O que ouvi, logo depois do
resultados do segundo turno, foi um estranho silêncio e quietude, nem um
cachorro latia, nenhuma mosca voava. O bar ao lado fechou bem antes da hora,
ninguém na rua, nem um carro chegando, nem uma moto roncando. Parecia aquele
instante de paralisia que se sucede a um fato extraordinário e inesperado.
Saí pra tentar saber o que de fato acontecia. Só a igreja evangélica estava quase cheia, mas não era de política que falavam, era de doenças em família. Quase ninguém na padaria. No bar fechado, quatro homens bebiam numa mesa que ficou do lado de fora. Passei por eles e ouvi: “Vou encher a cara até atropelar um petista”. Eu e meu vestido vermelho voltamos, numa reação instantânea, automática e meio irresponsável. “Tô aqui”. Os quatro homens jovens, não mais de 30 anos, magros, só um deles de camisa amarela, ficaram meio sem entender e não disseram nada. Segui meu caminho, eles murmuraram alguma coisa que não ouvi.
Foi a noite mais silenciosa dos últimos milênios na minha quadra bolsonarista. Já se sabe que esse é um movimento consolidado, eles surgiram das trevas (e da ignorância e da ingenuidade e do medo) e aprenderam a gostar do oxigênio que há no sentido de coletividade, pois não foi assim que o nazifascismo conquistou o povo alemão e o italiano?
Tem gente que precisa ter todas as respostas – o quê, quando, onde, como e por quê. E se aparece alguém ou uma rede de contínuas respostas (por mais absurdas que sejam), esse alguém atordoado encontra o abrigo de que precisava. E se sente respondido, apaziguado, protegido, parte de um poder acima de todos e acima de tudo.
É o que continuaremos a enfrentar todos os dias daqui pra frente. Esse pesadelo de quatro anos nos revelou um Brasil que não conhecíamos, o Brasil que se escondia em silêncios, dissimulações, maldizeres pelas costas, cordialidades fingidas. Mas eles, como nós, não são uma coisa só, há gradações e gradações de ódio, de atordoamento e de ingenuidade em cada um deles. Por certo, há um núcleo duro, violento, perigoso. Para esse, a lei.
Mas nessa multidão há gente que nunca antes havia discutido política, participado de política, feito campanha, se sentindo parte de alguma coisa grande. Ficar repetindo que eles são o “esgoto” do Brasil é não dar chance a esses pobres enlameados de aprenderem que há saídas que não sejam a do ódio.

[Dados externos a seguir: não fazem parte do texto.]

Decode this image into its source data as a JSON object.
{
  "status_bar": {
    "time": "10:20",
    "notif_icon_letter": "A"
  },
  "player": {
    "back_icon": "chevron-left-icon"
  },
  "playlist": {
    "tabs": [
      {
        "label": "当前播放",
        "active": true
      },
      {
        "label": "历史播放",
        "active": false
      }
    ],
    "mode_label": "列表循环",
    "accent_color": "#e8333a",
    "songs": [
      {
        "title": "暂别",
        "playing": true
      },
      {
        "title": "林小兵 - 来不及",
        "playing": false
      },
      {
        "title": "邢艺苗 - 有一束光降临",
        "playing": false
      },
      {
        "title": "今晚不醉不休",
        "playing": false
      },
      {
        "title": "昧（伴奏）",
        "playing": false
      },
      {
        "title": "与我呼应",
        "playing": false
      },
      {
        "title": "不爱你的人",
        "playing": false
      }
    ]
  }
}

Ficar comparando Caetano Veloso ou Emicida ou Racionais MC com Chitãozinho e Xororó e outras bandas que se aliaram ao candidato derrotado, é abrir um vazio ainda maior entre nós, que nos achamos o Ó da humanidade e da cultura e aqueles outros, que carregam a pecha de incultos, sujos, fétidos.

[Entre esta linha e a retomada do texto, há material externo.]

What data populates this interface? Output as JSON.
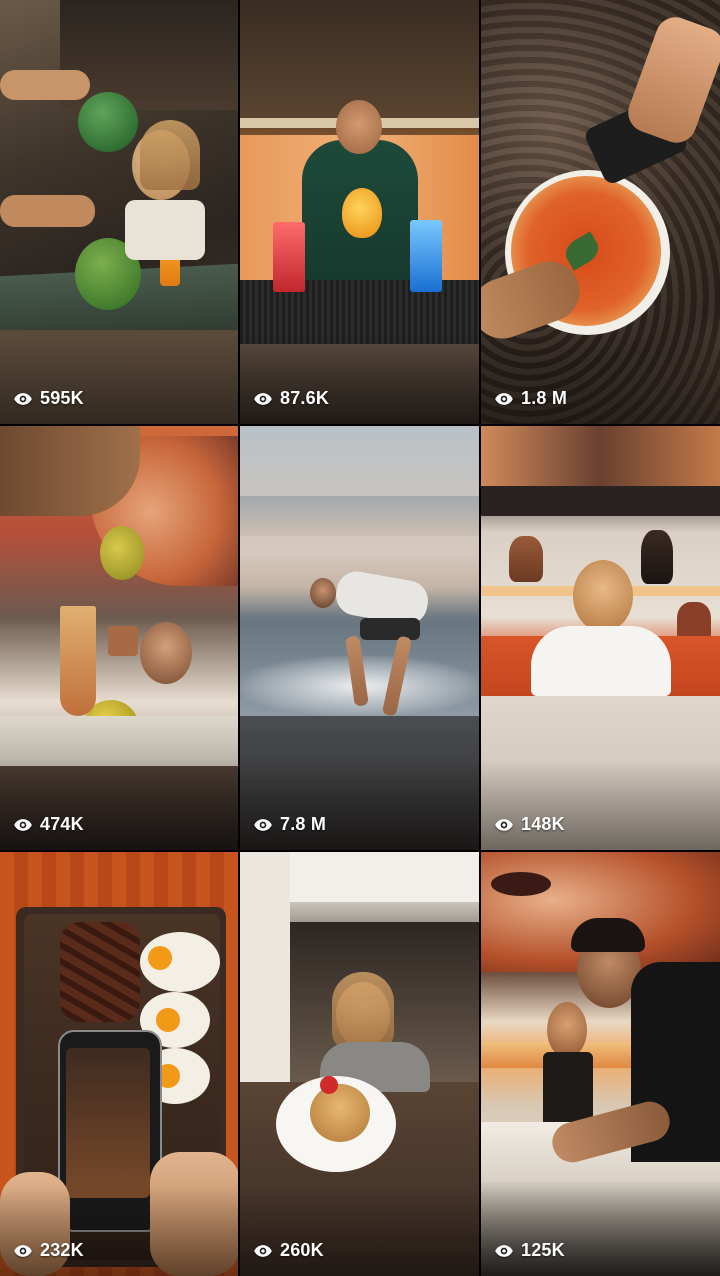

A luta é no plano das ideias, dos horizontes, das utopias, das conciliações que terão de ser feitas. Como disse o presidente eleito, não há dois Brasis, é um só. Embora esse Brasil seja feito de muitos Brasis – o que nos diferencia são as singularidades culturais, sejam regionais, étnicas ou históricas. E o que nos distancia não é o esgoto como metáfora do bolsonarismo. O que nos distancia é o esgoto ou a falta dele no saneamento básico — na desigualdade social, das mais acentuadas do mundo.
Essa coisa de ficar tripudiando os derrotados é chutar cachorro morto. Há algo de covardia nisso, de desejo de vingança. É anti-político, no sentido de política como exercício de cidadania. É preciso trazer os derrotados para o lado dos vitoriosos, aqueles que ainda têm o espírito aberto (embora travado, manietado, enraivecido). Os memes tripudiando os eleitores derrotados são inteligentes, engraçados, bonitinhos, desrespeitosos e politicamente burros.